My recent trip to Supercomputing 2015 opened my eyes to some very interesting new applications for Optical Circuit Switched networking in high‑performance computing (HPC) applications including hosted graphic processor unit (GPU) and field programmable gate arrays (FPGA).
Both of these drive new levels of application performance and functionality. And both could benefit from the CALIENT vPod Data Center network architecture. A vPod fabric can help create resource pools and expand access to these resources while also lowering the operating and capital costs of deploying these new services.
Is There a Fabric For GPU Networking?
Graphics processing performance is increasingly important for many desktop applications. This goes beyond traditional applications like CAD systems, 3D scientific modeling applications, data visualization and others. But now many applications, meant to run on PCs, laptops and mobile devices have significant 3D visualization or other graphics requirements that go beyond their built in GPU capabilities.
This is leading to a trend of hosting GPUs in the data center connected to the servers that are running the application. Based on the required performance of an application, a number of GPUs are assigned to the server. Depending on the performance requirements, some applications are run on nodes with two GPUs per server, while other nodes have up to 16 GPUs per server and beyond.
This introduces a challenge because a data center manager needs to custom develop different nodes to support a variety of workloads, which require differing mixes of compute, networking and storage resources.
Today, GPUs are hardwired to a server through a copper PCIe switch with a cable that can be no longer than two meters. This fixes the ratio of GPUs per server and also makes those GPUs captive to that particular server, limiting their use by other servers that could take advantage of any spare cycles on that GPU. As the interface speeds increase, there is a shift towards using single‑mode fiber.

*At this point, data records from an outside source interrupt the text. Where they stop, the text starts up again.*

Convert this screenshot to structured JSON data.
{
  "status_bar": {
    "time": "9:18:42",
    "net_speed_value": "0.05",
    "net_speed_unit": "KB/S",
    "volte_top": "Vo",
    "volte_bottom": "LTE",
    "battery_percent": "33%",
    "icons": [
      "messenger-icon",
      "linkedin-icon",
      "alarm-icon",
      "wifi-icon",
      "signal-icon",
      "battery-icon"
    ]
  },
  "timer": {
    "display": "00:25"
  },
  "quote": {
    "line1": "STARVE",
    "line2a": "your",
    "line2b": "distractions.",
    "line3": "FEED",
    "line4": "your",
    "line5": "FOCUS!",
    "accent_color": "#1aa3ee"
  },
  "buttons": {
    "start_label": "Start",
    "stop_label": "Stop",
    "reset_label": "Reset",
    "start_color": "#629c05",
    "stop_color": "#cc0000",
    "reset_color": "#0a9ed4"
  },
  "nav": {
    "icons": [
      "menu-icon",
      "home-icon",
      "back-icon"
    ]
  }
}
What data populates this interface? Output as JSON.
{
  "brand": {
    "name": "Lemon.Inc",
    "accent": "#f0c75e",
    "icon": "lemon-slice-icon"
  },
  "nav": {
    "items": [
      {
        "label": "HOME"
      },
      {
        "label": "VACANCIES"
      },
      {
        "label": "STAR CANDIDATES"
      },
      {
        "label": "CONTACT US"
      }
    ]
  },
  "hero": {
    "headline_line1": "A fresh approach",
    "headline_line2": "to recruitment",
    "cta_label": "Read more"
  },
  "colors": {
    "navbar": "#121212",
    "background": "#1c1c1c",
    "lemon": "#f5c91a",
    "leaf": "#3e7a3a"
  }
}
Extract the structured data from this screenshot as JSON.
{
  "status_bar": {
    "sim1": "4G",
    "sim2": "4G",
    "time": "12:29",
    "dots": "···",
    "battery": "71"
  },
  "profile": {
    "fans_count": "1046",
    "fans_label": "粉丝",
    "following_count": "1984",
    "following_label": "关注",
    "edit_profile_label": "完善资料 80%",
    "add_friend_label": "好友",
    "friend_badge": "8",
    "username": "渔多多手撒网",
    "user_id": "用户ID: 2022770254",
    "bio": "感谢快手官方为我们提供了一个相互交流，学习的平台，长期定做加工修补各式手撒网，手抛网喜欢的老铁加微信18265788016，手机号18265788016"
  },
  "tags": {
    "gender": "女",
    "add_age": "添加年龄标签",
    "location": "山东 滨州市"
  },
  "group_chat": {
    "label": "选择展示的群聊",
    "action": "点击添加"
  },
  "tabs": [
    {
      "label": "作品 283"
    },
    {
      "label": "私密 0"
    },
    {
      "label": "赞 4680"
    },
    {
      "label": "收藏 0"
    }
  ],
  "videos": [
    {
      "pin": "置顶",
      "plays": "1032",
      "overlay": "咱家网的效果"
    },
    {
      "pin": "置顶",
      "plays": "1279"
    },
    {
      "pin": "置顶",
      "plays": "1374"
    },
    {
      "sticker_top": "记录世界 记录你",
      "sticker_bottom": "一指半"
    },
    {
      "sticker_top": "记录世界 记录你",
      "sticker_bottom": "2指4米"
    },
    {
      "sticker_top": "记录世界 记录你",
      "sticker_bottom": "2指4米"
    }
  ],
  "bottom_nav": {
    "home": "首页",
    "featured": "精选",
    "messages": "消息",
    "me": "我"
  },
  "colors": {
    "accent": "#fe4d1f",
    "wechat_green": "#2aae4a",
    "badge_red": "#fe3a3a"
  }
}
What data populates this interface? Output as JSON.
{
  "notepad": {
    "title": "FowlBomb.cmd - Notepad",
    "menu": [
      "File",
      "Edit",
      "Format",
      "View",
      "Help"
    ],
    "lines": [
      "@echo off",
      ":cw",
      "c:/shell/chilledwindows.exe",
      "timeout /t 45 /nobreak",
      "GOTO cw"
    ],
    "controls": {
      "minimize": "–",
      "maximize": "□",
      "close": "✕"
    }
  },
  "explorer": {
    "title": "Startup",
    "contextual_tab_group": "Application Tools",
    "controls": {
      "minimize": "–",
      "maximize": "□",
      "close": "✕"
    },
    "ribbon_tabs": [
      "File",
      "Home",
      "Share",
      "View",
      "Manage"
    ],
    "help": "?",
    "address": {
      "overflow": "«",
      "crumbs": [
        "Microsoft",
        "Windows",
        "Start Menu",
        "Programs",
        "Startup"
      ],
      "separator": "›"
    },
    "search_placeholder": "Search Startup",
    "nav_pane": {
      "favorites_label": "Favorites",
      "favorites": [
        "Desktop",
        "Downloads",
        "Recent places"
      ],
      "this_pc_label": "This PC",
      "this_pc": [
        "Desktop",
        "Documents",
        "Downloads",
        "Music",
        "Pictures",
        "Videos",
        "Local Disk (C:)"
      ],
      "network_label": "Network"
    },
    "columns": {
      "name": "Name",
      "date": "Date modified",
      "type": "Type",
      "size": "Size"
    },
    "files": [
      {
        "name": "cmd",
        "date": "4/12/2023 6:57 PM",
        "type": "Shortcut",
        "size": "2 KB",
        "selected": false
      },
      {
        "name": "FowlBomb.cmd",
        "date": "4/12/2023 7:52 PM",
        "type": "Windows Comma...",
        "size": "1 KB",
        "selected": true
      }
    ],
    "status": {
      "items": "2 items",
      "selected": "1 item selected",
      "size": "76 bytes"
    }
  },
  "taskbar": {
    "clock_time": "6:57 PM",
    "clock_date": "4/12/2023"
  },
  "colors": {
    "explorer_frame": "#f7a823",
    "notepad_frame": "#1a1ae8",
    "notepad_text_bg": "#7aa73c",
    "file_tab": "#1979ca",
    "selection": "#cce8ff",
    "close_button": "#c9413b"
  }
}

What’s intriguing is to think about creating a GPU pool that is connected to servers using CALIENT’s vPod Data Center architecture powered by its S-Series Optical Circuit Switches and the LightConnect™ Fabric Manager. LightConnect enables virtual pod (vPod)-based data centers by facilitating the orchestration of an S‑Series interconnect fabric for intra‑data center connectivity allowing compute and storage resources to be shared between physical pods in data centers.
With this network architecture, a connection can be made between any server and any GPU. Ratios could be set more easily and changed if application performance requires a change. This can allow for true pooling of GPU resources to maximize utilization and make the entire initiative more cost effective.
Similarly, the trend toward high-performance FPGAs in super computing applications can benefit from vPod technology. The FPGAs are built into HPC processor boards and offer topology adaptation and low-latency, processor‑to‑processor communications.
The flexible use of these FPGAs means that there is a need to change the network topologies of the FPGA boards. But, these aren’t a pooled resource, which limits the ability to make these changes over the network. One reason is the need for a maximum latency budget of 150ns, 100ns of which can be consumed by the optics. This leaves only 50ns for router and switch hops between two servers. The CALIENT-powered vPod architecture provides an ultra-low latency connection of less than 30ns, making it a perfect fit for the pooling of these FPGA resources.
Many of the folks that I spoke with at SC15 had no idea that they could use OCS to pool these valuable resources and reduce their costs. I hope this blog post and further publications will help to raise awareness about the exciting possibilities.